Jon Gruden Getty ImagesHe lashed out in the emails at NFL owners, coaches and media, he called Goodell a “fa—t,” and a “clueless anti football p—y,” railed against former Rams coach Jeff Fisher for drafting “queers” following the club’s selection of Michael Sam in 2014. He was forced to apologize to NFLPA Executive Director DeMaurice Smith, who is black, for writing Allen: “Dumboriss Smith has lips the size of michellin tires.” On and on and on.
And here’s the other irony: the late, great Al Davis was Mark Davis’ father. It was Al Davis of the Oakland Raiders who hired the first modern-era black coach, Art Shell, in 1989 and Amy Trask who became the league’s first female chief executive eight years later. It was Al Davis who was years ahead of virtually everyone when it came to racial diversity: Just Equality, Baby.
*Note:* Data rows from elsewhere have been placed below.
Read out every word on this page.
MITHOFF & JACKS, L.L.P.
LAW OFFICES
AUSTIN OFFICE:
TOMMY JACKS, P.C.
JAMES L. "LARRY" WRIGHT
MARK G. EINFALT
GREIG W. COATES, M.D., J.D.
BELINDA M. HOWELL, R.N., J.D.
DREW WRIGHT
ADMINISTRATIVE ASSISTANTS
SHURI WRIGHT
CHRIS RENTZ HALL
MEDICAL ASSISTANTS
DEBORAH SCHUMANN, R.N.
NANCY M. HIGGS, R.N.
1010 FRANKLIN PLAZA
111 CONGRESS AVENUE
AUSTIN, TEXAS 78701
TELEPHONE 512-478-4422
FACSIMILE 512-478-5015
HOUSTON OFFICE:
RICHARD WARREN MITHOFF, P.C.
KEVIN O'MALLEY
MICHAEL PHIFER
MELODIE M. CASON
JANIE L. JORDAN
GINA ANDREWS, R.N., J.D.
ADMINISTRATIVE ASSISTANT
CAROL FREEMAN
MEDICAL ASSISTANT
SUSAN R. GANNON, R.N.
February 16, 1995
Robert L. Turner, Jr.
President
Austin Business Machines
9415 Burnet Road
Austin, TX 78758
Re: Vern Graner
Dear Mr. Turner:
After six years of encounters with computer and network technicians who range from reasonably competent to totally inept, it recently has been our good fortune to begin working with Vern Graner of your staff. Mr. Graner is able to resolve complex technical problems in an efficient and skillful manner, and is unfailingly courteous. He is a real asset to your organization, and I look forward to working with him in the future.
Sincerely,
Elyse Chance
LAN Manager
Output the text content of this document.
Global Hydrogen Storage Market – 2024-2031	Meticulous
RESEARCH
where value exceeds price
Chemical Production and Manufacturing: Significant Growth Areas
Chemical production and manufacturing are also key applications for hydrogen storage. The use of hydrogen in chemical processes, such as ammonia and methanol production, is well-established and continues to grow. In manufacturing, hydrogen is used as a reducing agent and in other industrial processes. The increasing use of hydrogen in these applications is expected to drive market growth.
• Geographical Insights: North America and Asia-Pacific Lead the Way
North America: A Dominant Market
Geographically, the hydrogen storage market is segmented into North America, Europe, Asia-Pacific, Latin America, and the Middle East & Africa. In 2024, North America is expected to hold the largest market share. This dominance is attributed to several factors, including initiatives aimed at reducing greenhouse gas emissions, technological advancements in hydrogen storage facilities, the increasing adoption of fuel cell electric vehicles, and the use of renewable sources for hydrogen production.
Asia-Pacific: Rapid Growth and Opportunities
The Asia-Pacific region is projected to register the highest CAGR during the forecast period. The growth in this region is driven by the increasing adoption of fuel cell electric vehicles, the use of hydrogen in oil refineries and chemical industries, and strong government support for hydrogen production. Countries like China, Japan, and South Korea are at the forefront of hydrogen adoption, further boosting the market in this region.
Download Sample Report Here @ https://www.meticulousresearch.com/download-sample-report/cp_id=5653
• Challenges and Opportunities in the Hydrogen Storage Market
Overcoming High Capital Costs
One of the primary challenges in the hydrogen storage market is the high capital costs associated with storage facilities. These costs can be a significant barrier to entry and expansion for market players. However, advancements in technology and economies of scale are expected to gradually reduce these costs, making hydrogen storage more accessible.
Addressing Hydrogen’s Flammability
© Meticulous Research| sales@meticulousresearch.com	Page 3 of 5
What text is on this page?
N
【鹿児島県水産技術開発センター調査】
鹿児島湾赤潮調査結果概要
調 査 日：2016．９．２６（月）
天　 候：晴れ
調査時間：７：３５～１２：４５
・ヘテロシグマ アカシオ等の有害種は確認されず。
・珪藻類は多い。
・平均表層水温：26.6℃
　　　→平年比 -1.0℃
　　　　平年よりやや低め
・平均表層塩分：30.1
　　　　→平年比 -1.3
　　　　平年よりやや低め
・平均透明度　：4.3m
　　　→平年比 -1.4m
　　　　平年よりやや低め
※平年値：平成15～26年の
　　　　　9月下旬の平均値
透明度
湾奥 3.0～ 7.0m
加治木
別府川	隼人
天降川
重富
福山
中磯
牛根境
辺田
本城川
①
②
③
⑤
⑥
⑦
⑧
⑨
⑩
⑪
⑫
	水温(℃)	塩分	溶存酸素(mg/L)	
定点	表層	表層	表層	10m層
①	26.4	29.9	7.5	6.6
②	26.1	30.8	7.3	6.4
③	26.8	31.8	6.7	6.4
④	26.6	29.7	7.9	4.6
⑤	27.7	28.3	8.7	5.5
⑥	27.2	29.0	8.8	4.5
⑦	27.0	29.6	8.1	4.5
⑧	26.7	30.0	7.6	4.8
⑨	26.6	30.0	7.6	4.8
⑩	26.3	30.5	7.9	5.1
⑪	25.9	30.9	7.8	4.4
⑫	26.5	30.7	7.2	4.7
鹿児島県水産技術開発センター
Al Davis presumably was rolling over in his Silver & Black grave on Monday night: he hired the young Jon Gruden once, actually traded him to the Bucs, where Gruden won Super Bowl XXXVII, for a bounty of draft picks.
“It brings tears to my eyes at how many things he was able to do,” Mark Davis once told the Mercury News. “He did it because it was the right thing to do, not because people wanted him to do it. People deserved the opportunity and he believed in that.”
Gruden, who will be replaced as Raiders head coach by Rich Bisaccia, on Monday night issued the following statement: “I have resigned as Head Coach of the Las Vegas Raiders. I love the Raiders and do not want to be a distraction. Thank you to all the players, coaches, staff, and fans of Raider Nation. I’m sorry, I never meant to hurt anyone.”
Unfortunately for him, unfortunately for the team he loved, unfortunately for Carl Nassib and for everyone who believes in equality, racial and otherwise, inside the NFL and out, he did.
A good day for zero tolerance in the NFL. Jon Gruden had to go. Good riddance.